3 Unique Contributions: The Worlds of Jainism, Buddhism, and Hinduism

Mahavira was born a little before the Buddha. While the Buddha was the founder of Buddhism, Mahavira did not found Jainism. He is the 24th great teacher (Tirthankar) in the Jain tradition that was founded in the present era by Rishabh or Adinath, thousands of years before Mahavira.

While most Hindus believe in a god (or goddess) that is the creator, preserver, and destroyer of the universe, Jainism rejects any such god (or goddess). For Jains, the universe is an eternal phenomenon, never created and never to be destroyed. It is a self-sustained, self-managed phenomenon that runs on the principle of cause and effect (karma and reincarnation).

While Hindus and Buddhists also accept Karma philosophy, Jains describe Karma as particles that pollute the soul. For each soul to attain moksha, it must rely on its own efforts (purusharth) to cleanse off these karma particles. Mahavira, like the Buddha, was born as a prince but renounced his royal life at the age of 30 and became an ascetic. For next 12 years, he practiced meditation to the extent that all hardships became negligible for him. People tortured him to the extent of piercing his ears with nails and throwing stones at him, but they could not disturb his meditation. Eventually, at 42, he became omniscient but did not achieve moksha yet because he still had the karma of his name, age, and body. Finally at the age of 72, he left his body and all the remaining karma and achieved moksha. The Jain moksha state is the last frontier of the universe where the soul remains eternally blissful and detached forever.

For Jains, Mahavira and other tirthankars are merely role models, not the provider of any materialistic or even spiritual gifts. Jains must depend only on their own individual efforts to achieve the moksha.

I love all three -- Hinduism, Jainism and Buddhism -- for their three unique contributions to the world. Hinduism gave us the concept of Brahman that unites the entire universe in a single transcendental reality that is hidden behind the materialistic phenomena we see in the world.

Jainism gave us the idea of non-violence that led to the largest number of vegetarians that have always existed in India. The value of vegetarianism is only recently being recognized in the West, as we know.

Buddhism gave us the most developed techniques of meditation and pranayama. The phrases like "take a deep breadth","live in this moment", and "mindfulness" that we now take for granted were first preached and practiced by the Buddha about 2500 years ago. All the three unique messages from these three Indic traditions remain relevant and important to the world today.

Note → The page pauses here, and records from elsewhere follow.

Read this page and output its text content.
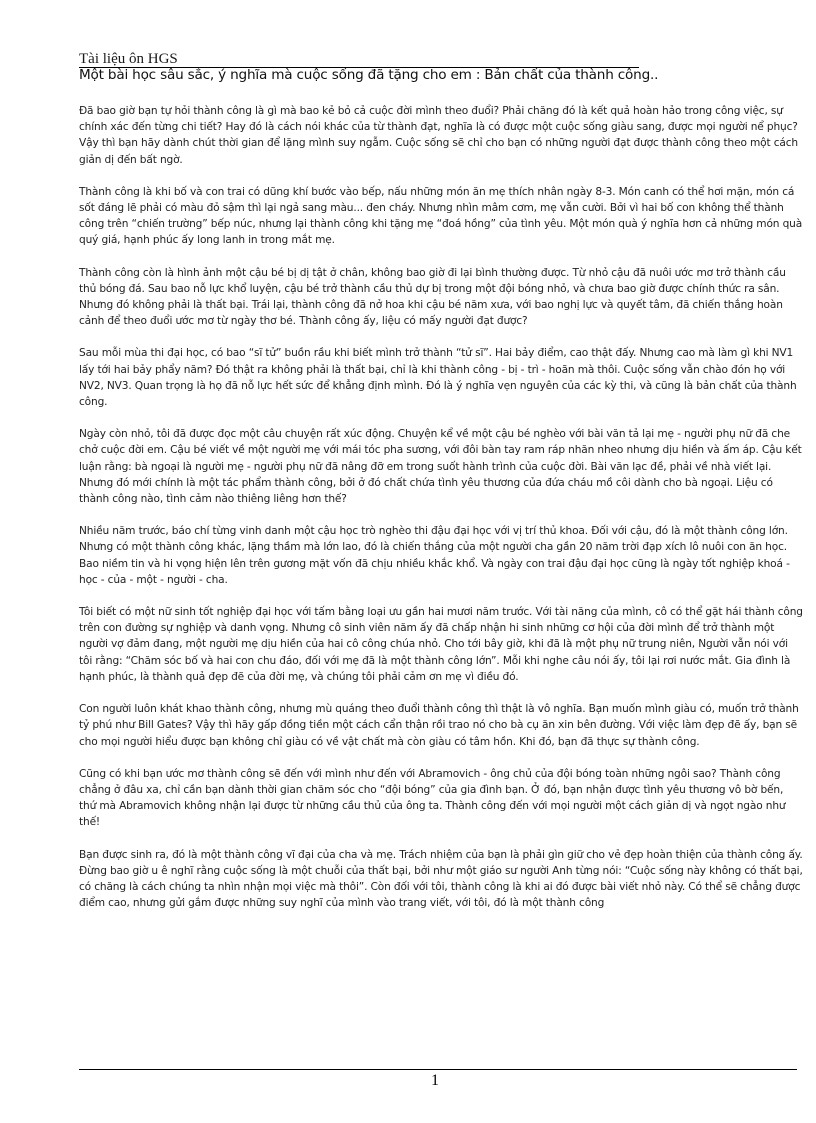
Tài liệu ôn HGS
Một bài học sâu sắc, ý nghĩa mà cuộc sống đã tặng cho em : Bản chất của thành công..

Đã bao giờ bạn tự hỏi thành công là gì mà bao kẻ bỏ cả cuộc đời mình theo đuổi? Phải chăng đó là kết quả hoàn hảo trong công việc, sự chính xác đến từng chi tiết? Hay đó là cách nói khác của từ thành đạt, nghĩa là có được một cuộc sống giàu sang, được mọi người nể phục? Vậy thì bạn hãy dành chút thời gian để lặng mình suy ngẫm. Cuộc sống sẽ chỉ cho bạn có những người đạt được thành công theo một cách giản dị đến bất ngờ.

Thành công là khi bố và con trai có dũng khí bước vào bếp, nấu những món ăn mẹ thích nhân ngày 8-3. Món canh có thể hơi mặn, món cá sốt đáng lẽ phải có màu đỏ sậm thì lại ngả sang màu... đen cháy. Nhưng nhìn mâm cơm, mẹ vẫn cười. Bởi vì hai bố con không thể thành công trên “chiến trường” bếp núc, nhưng lại thành công khi tặng mẹ “đoá hồng” của tình yêu. Một món quà ý nghĩa hơn cả những món quà quý giá, hạnh phúc ấy long lanh in trong mắt mẹ.

Thành công còn là hình ảnh một cậu bé bị dị tật ở chân, không bao giờ đi lại bình thường được. Từ nhỏ cậu đã nuôi ước mơ trở thành cầu thủ bóng đá. Sau bao nỗ lực khổ luyện, cậu bé trở thành cầu thủ dự bị trong một đội bóng nhỏ, và chưa bao giờ được chính thức ra sân. Nhưng đó không phải là thất bại. Trái lại, thành công đã nở hoa khi cậu bé năm xưa, với bao nghị lực và quyết tâm, đã chiến thắng hoàn cảnh để theo đuổi ước mơ từ ngày thơ bé. Thành công ấy, liệu có mấy người đạt được?

Sau mỗi mùa thi đại học, có bao “sĩ tử” buồn rầu khi biết mình trở thành “tử sĩ”. Hai bảy điểm, cao thật đấy. Nhưng cao mà làm gì khi NV1 lấy tới hai bảy phẩy năm? Đó thật ra không phải là thất bại, chỉ là khi thành công - bị - trì - hoãn mà thôi. Cuộc sống vẫn chào đón họ với NV2, NV3. Quan trọng là họ đã nỗ lực hết sức để khẳng định mình. Đó là ý nghĩa vẹn nguyên của các kỳ thi, và cũng là bản chất của thành công.

Ngày còn nhỏ, tôi đã được đọc một câu chuyện rất xúc động. Chuyện kể về một cậu bé nghèo với bài văn tả lại mẹ - người phụ nữ đã che chở cuộc đời em. Cậu bé viết về một người mẹ với mái tóc pha sương, với đôi bàn tay ram ráp nhăn nheo nhưng dịu hiền và ấm áp. Cậu kết luận rằng: bà ngoại là người mẹ - người phụ nữ đã nâng đỡ em trong suốt hành trình của cuộc đời. Bài văn lạc đề, phải về nhà viết lại. Nhưng đó mới chính là một tác phẩm thành công, bởi ở đó chất chứa tình yêu thương của đứa cháu mồ côi dành cho bà ngoại. Liệu có thành công nào, tình cảm nào thiêng liêng hơn thế?

Nhiều năm trước, báo chí từng vinh danh một cậu học trò nghèo thi đậu đại học với vị trí thủ khoa. Đối với cậu, đó là một thành công lớn. Nhưng có một thành công khác, lặng thầm mà lớn lao, đó là chiến thắng của một người cha gần 20 năm trời đạp xích lô nuôi con ăn học. Bao niềm tin và hi vọng hiện lên trên gương mặt vốn đã chịu nhiều khắc khổ. Và ngày con trai đậu đại học cũng là ngày tốt nghiệp khoá - học - của - một - người - cha.

Tôi biết có một nữ sinh tốt nghiệp đại học với tấm bằng loại ưu gần hai mươi năm trước. Với tài năng của mình, cô có thể gặt hái thành công trên con đường sự nghiệp và danh vọng. Nhưng cô sinh viên năm ấy đã chấp nhận hi sinh những cơ hội của đời mình để trở thành một người vợ đảm đang, một người mẹ dịu hiền của hai cô công chúa nhỏ. Cho tới bây giờ, khi đã là một phụ nữ trung niên, Người vẫn nói với tôi rằng: “Chăm sóc bố và hai con chu đáo, đối với mẹ đã là một thành công lớn”. Mỗi khi nghe câu nói ấy, tôi lại rơi nước mắt. Gia đình là hạnh phúc, là thành quả đẹp đẽ của đời mẹ, và chúng tôi phải cảm ơn mẹ vì điều đó.

Con người luôn khát khao thành công, nhưng mù quáng theo đuổi thành công thì thật là vô nghĩa. Bạn muốn mình giàu có, muốn trở thành tỷ phú như Bill Gates? Vậy thì hãy gấp đồng tiền một cách cẩn thận rồi trao nó cho bà cụ ăn xin bên đường. Với việc làm đẹp đẽ ấy, bạn sẽ cho mọi người hiểu được bạn không chỉ giàu có về vật chất mà còn giàu có tâm hồn. Khi đó, bạn đã thực sự thành công.

Cũng có khi bạn ước mơ thành công sẽ đến với mình như đến với Abramovich - ông chủ của đội bóng toàn những ngôi sao? Thành công chẳng ở đâu xa, chỉ cần bạn dành thời gian chăm sóc cho “đội bóng” của gia đình bạn. Ở đó, bạn nhận được tình yêu thương vô bờ bến, thứ mà Abramovich không nhận lại được từ những cầu thủ của ông ta. Thành công đến với mọi người một cách giản dị và ngọt ngào như thế!

Bạn được sinh ra, đó là một thành công vĩ đại của cha và mẹ. Trách nhiệm của bạn là phải gìn giữ cho vẻ đẹp hoàn thiện của thành công ấy. Đừng bao giờ u ê nghĩ rằng cuộc sống là một chuỗi của thất bại, bởi như một giáo sư người Anh từng nói: “Cuộc sống này không có thất bại, có chăng là cách chúng ta nhìn nhận mọi việc mà thôi”. Còn đối với tôi, thành công là khi ai đó được bài viết nhỏ này. Có thể sẽ chẳng được điểm cao, nhưng gửi gắm được những suy nghĩ của mình vào trang viết, với tôi, đó là một thành công

1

The Hindu concept of oneness of the universe and the Jain concept of nonviolence are most urgently required today to save the planet from ultimate ecological destruction. The two biggest reasons for ecological destruction are over-consumption and pollution of natural resources in the form of burning fossil fuels (including in automobiles) and consuming meat. CO2 emission from raising cattle for meat consumption and from vehicles, both widely practiced in the so-called developed world has led to the climate change that has endangered the entire planet's survival today. Only the reverence and respect for other species, plants, air, water, and the Mother Earth, that Indic traditions teach, can save the planet. The current American way of economy is a sure path to ultimate destruction. Similarly, the ultimate happiness has only moved away by the American way of consumption and the Buddhist teaching of mindfulness and meditation can lead us to the ultimate bliss.